Not sure why I'm hitting this with koboldcpp but not with llama.cpp. Any ideas what's up?

horenbergerb commented 1 year ago

I just did a comparison in llama.cpp of LLAMA_OPENBLAS vs LLAMA_CUBLAS:

W/ Cublas

llama_print_timings:        load time = 20868.04 ms
llama_print_timings:    sample time =   17.93 ms /  50 runs   ( 0.36 ms per run)
llama_print_timings: prompt eval time = 33592.02 ms /   813 tokens (   41.32 ms per token)
llama_print_timings:        eval time = 18746.89 ms /   49 runs   (  382.59 ms per run)
llama_print_timings:    total time = 55405.74 ms

W/ Openblas

llama_print_timings:        load time = 39263.11 ms
llama_print_timings:    sample time =   18.26 ms /  50 runs   ( 0.37 ms per run)
llama_print_timings: prompt eval time = 64053.96 ms /   813 tokens (   78.79 ms per token)
llama_print_timings:        eval time = 18722.13 ms /   49 runs   (  382.08 ms per run)
llama_print_timings:    total time = 85293.59 ms

With small prompts I couldn't see a difference, but with a larger prompt it seems fairly clear that Cublas is working (almost 2x speedup on prompt eval time.)

LostRuins commented 1 year ago

@horenbergerb how does it compare with CLBlast?
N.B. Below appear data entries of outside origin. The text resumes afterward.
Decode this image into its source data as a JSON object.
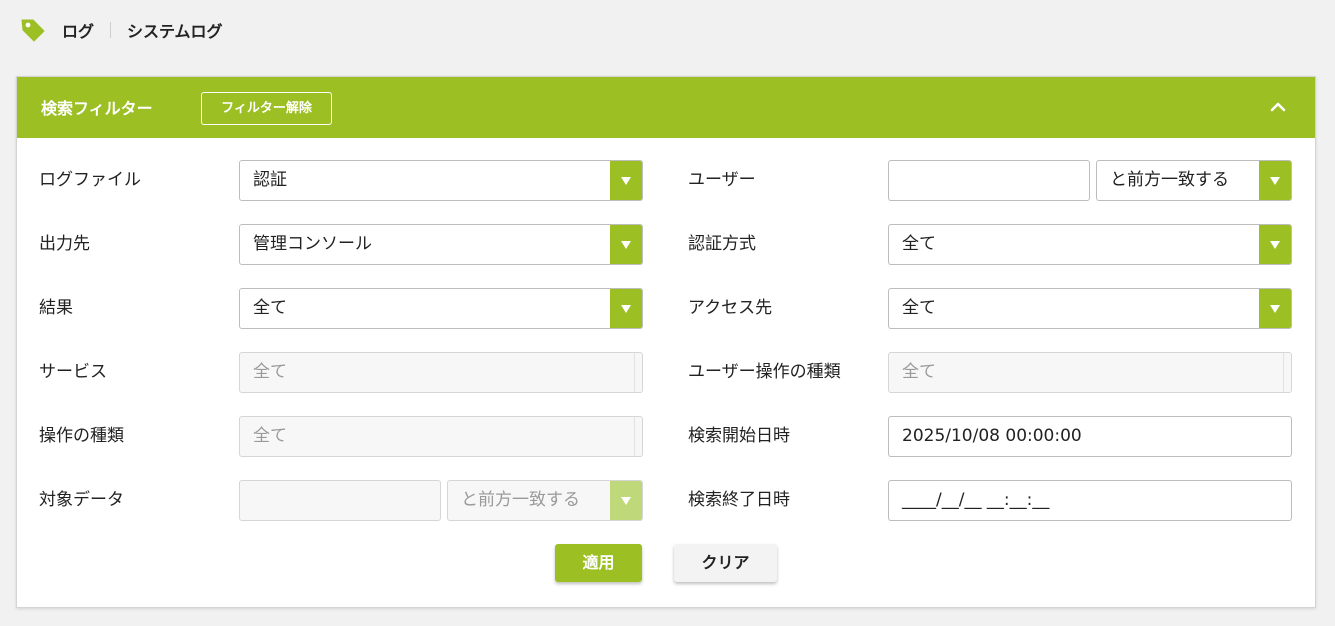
{
  "breadcrumb": {
    "items": [
      "ログ",
      "システムログ"
    ],
    "icon": "tag-icon"
  },
  "colors": {
    "accent": "#9cbf24",
    "accent_faded": "#bfd97a",
    "page_bg": "#f1f1f1"
  },
  "filter_panel": {
    "title": "検索フィルター",
    "clear_filter_label": "フィルター解除",
    "collapse_icon": "chevron-up-icon"
  },
  "left_fields": {
    "log_file": {
      "label": "ログファイル",
      "value": "認証"
    },
    "output_target": {
      "label": "出力先",
      "value": "管理コンソール"
    },
    "result": {
      "label": "結果",
      "value": "全て"
    },
    "service": {
      "label": "サービス",
      "value": "全て"
    },
    "operation_type": {
      "label": "操作の種類",
      "value": "全て"
    },
    "target_data": {
      "label": "対象データ",
      "value": "",
      "match": "と前方一致する"
    }
  },
  "right_fields": {
    "user": {
      "label": "ユーザー",
      "value": "",
      "match": "と前方一致する"
    },
    "auth_method": {
      "label": "認証方式",
      "value": "全て"
    },
    "access_target": {
      "label": "アクセス先",
      "value": "全て"
    },
    "user_operation_type": {
      "label": "ユーザー操作の種類",
      "value": "全て"
    },
    "search_start": {
      "label": "検索開始日時",
      "value": "2025/10/08 00:00:00"
    },
    "search_end": {
      "label": "検索終了日時",
      "value": "____/__/__ __:__:__"
    }
  },
  "buttons": {
    "apply": "適用",
    "clear": "クリア"
  }
}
The main issue with Cublas is the requirement for huge libraries just to get it working - I presume you had to install about 3gb worth of CUDA gubbins?

horenbergerb commented 1 year ago

Here's the same test running from koboldcpp after make main LLAMA_CLBLAST=1:

W/ CLBlast

llama_print_timings:        load time = 20971.86 ms
llama_print_timings:      sample time =    18.19 ms /    50 runs   (    0.36 ms per run)
llama_print_timings: prompt eval time = 30499.88 ms /   813 tokens (   37.52 ms per token)
llama_print_timings:        eval time = 18636.46 ms /    49 runs   (  380.34 ms per run)

This is probably just evidence that I'm doing something wrong, but it seems that in my case I don't stand to gain much from cublast. Regarding the CUDA libraries, I would believe it but I wouldn't know. My rig is practically built around accommodating CUDA and NVIDIA at this point.

Alice-WT commented 1 year ago

@LostRuins In my case it would be appreciated because I can't get OpenCL to work on my system. I was able to get the cuBlas code in ggml working by changing the Makefile and got ~15x speedup. It only uses the GPU for prompt processing, so I'm not sure if there's something that I did wrong that prevents it from running on the output generation.

LostRuins commented 1 year ago

CLBlast should give pretty comparable speeds to cublas now, with the improvements all added in. If you're on windows, it should work out of the box. On linux, you will need to run make LLAMA_CLBLAST=1.

When running use the flag --useclblast [device] [platform] , you might have to do some trial and error from device/platform to determine which is the right GPU.